Questions for ‘Gravity ‘batteries’ might help a weighty renewable-energy problem’

a huge crane-like structure rises into the sky in the valley of a mountain range

In July 2020, the company Energy Vault built this huge “battery” in the Swiss Alps. It releases power — electricity — or stores it by slowly lowering or raising heavy blocks.

Energy Vault

To accompany ‘Gravity ‘batteries’ might help a weighty renewable-energy problem


Before Reading:

  1. List three sources of energy. For each source, identify one problem associated with it. What source or sources of power do you think will be most important in the future? Explain your answer.
  2. In a phone, what part stores energy for later use? Why must this device be recharged? From where might the power for this recharge originate?

During Reading:

  1. The beginning of the story describes a deep pit in the eastern Czech Republic. What was this pit used for up until 2021? What does Gravitricity hope to use it for?
  2. Describe the objects that Gravitricity plans to suspend from cables over this pit. How will this system generate electricity? 
  3. What does it mean for a gravity storage system to “run in reverse”? Why is it important that this machine be capable of running in reverse? What problem will occur if the machine cannot run in reverse?
  4. What defines an object’s potential energy? What defines an object’s kinetic energy?
  5. Identify one limitation of using solar panels for energy. Identify one limitation of wind power.
  6. Briefly describe a pumped-hydropower system. What part of the system represents the potential energy? What part of the system represents the kinetic energy?
  7. What percentage of energy storage worldwide does hydropower provide?
  8. In what type of terrain does hydropower energy storage work best? 
  9. What is gravity?
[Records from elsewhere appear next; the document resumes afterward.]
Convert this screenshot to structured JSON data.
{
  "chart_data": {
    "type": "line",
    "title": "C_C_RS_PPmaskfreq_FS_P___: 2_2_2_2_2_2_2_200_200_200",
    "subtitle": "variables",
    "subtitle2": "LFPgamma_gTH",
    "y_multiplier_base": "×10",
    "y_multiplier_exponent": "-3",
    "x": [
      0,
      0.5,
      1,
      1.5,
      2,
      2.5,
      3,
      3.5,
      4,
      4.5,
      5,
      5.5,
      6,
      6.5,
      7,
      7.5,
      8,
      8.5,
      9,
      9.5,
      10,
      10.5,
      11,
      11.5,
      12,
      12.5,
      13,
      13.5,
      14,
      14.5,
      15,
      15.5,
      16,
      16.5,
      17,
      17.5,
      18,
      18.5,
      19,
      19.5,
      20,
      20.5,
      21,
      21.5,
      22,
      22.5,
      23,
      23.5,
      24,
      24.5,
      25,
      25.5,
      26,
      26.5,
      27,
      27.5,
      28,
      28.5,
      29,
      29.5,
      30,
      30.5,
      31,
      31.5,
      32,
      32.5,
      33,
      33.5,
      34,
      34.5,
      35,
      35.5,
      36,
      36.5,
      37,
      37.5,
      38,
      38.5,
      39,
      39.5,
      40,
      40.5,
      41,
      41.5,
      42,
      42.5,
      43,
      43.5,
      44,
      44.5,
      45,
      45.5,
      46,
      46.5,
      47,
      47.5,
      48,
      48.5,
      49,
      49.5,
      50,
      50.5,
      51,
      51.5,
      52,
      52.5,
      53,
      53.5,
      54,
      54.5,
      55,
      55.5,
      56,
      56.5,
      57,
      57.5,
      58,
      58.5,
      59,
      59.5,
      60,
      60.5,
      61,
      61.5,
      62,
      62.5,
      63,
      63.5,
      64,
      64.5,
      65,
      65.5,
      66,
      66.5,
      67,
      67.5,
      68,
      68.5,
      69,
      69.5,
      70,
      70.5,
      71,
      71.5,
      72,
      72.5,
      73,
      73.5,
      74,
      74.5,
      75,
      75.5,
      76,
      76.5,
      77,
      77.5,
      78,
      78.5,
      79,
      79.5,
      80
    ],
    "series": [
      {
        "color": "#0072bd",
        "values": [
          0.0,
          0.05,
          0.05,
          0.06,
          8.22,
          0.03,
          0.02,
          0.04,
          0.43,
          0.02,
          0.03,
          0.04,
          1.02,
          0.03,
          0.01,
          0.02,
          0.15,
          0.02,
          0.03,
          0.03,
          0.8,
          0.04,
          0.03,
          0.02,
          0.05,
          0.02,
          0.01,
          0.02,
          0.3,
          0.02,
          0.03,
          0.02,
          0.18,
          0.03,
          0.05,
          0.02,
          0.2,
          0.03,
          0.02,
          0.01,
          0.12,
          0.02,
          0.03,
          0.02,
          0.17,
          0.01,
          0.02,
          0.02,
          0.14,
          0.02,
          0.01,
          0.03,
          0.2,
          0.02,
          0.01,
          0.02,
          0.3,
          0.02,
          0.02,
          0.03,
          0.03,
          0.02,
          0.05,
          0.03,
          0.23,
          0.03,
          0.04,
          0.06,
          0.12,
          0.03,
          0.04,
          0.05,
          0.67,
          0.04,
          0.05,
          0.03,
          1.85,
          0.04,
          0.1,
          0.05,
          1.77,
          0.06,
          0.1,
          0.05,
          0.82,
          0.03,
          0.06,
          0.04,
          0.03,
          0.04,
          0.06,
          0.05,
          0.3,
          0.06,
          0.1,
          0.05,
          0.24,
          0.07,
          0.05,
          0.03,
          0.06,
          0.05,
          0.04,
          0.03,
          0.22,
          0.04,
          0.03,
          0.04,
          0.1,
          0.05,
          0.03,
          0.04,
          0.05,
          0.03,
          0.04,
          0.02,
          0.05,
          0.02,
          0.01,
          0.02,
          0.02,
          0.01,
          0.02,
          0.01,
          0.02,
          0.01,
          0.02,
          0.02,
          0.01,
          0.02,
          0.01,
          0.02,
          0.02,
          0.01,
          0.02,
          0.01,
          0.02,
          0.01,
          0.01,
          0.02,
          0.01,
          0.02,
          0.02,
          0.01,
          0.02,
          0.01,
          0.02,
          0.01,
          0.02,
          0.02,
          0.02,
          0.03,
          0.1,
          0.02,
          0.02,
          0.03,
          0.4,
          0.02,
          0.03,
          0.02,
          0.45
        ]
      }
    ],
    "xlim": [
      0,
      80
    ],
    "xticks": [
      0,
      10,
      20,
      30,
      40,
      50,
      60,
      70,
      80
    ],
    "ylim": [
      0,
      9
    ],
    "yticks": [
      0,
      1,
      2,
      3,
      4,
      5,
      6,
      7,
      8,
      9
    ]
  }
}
How does gravity explain why people stay stuck on the planet?
  10. If it works as planned, how many homes would Gravitricity’s Czech Republic machine be able to power for 30 minutes? Based on this time limitation, in what type of situations might gravity-based energy systems be most useful?

After Reading:

  1. Imagine a near-future world in which humans build a colony on Mars. How important would energy storage be for such a colony? Now consider the fact that Mars has lower gravity than Earth. For example, a rock weighing 100 pounds (45 kilograms) on Earth would weigh only 38 pounds (17 kilograms) on Mars. Based on that, how do you expect the performance of a gravity-based energy-storage system on Mars to differ from an identical system on Earth?
  2. Regarding energy storage, what does Robert Piconi mean when he says there’s no “silver bullet”? What are two ways that engineers and scientists in this story have used unique landscapes or environmental features to store energy?